Ecco, in realtà il confronto è iniziato da settimane, senza grande successo. Repubblica, ad esempio, ricorda che i dazi sono congelati fino a luglio e riporta le parole di von der Leyen secondo cui ci sono team al lavoro “24 ore su 24” e quelle di Meloni che ricorda come “quella dei dazi è materia commerciale, di competenza dell’Europa”, mentre sull'Ucraina l'Italia è ancora ai margini. In tal senso, però, va segnalato un primo successo di Meloni, che ha diramato una nota per rivelare di essere stata coinvolta "in una conversazione telefonica con il Presidente degli Stati Uniti d’America, Donald J. Trump, insieme ai Leader di Regno Unito, Keir Starmer, Francia, Emmanuel Macron, e Germania, Friedrich Merz, per consultazioni prima dell’annunciata telefonata" tra il tycoon newyorchese e Vladimir Putin. Leggerlo come un atto dovuto sarebbe riduttivo, considerando la marginalità dell'Italia nelle ultime settimane. Qualcosa sta cambiando, dunque?
È presto per dirlo, anche se i giornali della destra, già adesso, oscillano tra il trionfalismo e la decisa soddisfazione. Il Giornale è tra i più moderati e parla di “Meloni che unisce Ue ed Usa”, mentre Vance è “entusiasta” e quella di Roma è stata “una giornata perfetta”. Libero è quasi in estasi e sentenzia: “L’Italia non è isolata, opposizione smentita. Il Pd ha il vizietto di stare con chi è contro la nazione”. Il Tempo esulta e attacca Macron (non chiedetemi perché).

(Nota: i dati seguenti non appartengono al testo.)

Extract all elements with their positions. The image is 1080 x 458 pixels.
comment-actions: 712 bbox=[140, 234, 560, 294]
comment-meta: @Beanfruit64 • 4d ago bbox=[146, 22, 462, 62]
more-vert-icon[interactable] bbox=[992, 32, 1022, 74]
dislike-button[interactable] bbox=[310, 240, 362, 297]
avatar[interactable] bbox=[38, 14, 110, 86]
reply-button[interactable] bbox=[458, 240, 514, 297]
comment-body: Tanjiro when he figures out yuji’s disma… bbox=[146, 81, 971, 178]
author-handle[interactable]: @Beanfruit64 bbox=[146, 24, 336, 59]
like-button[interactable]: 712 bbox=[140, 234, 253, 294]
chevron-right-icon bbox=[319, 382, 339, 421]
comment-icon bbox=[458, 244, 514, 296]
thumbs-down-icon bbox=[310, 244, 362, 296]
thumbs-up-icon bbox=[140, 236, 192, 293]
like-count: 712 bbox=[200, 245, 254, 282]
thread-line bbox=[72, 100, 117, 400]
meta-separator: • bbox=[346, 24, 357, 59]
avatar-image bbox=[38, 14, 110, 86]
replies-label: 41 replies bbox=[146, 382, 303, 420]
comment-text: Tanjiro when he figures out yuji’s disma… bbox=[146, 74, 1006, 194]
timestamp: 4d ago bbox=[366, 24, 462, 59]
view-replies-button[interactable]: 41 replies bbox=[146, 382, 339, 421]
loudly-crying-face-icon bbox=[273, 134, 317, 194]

Per capire come stanno le cose, a parere di chi scrive, serve un esercizio di pazienza. Separare i fatti della propaganda, ricordarsi che la diplomazia è fatta di sorrisi di facciata e zone d’ombra, non rifuggire la complessità, anzi abbracciarla. Le parole che scrive ad esempio Stefano Stefanini su La Stampa seguono questo schema. Nel chiedersi “cosa serve all’Italia per entrare in gioco”, l’autore del pezzo si sofferma sulla questione Ucraina e racconta di come “gli europei non vogliano essere cortocircuitati dal canale diretto Trump e Putin”. Ma ha il coraggio di dire come stanno le cose, con estrema chiarezza, anche rispetto al ruolo dell’Italia e alla valenza del vertice di Roma:
In questa diplomazia a ritmi accelerati e decisioni rapide non c'è spazio per l'Unione europea. La parola passa alle capitali. E quindi a quelle che contano e fanno la differenza. La formula proposta da Merz per il pre-colloquio con Trump non è quella dei Volenterosi. È molto più semplicemente quella -classica-dei tre principali Paesi dell'Europa. L'uscita dall'Ue non ha cambiato nulla nel fondamentale ruolo strategico del Regno Unito nello spazio euroatlantico.
Il formato a tre, senza Italia, è tradizionalmente una nostra spina nel fianco. Questa volta frutto di una nostra scelta. L'Italia potrebbe probabilmente aggiungersi ai tre se archiviasse l'inutile polemica sull'invio di truppe in Ucraina – non in agenda – e optasse per stringere le consultazioni a tutto campo con Berlino, Parigi e Londra, anziché rifuggirne. Avremmo molte altre carte in regola, e un'indubbia facilità di comunicativa della presidente del Consiglio, in tutta evidenza ieri nell'ospitare l'incontro fra Ursula von der Leyen e JD Vance. Non di sostanza per tempo e luogo, ma una rottura del ghiaccio washingtoniano verso la presidente della Commissione.
Ecco, per contare qualcosa occorre ricordare prima di tutto il nostro ruolo e il nostro posto nel mondo. Che è in Europa, prima di tutto. Senza lasciarsi tentare da sterili fughe in avanti, con la promessa di una pacca sulla spalla dall'amico americano.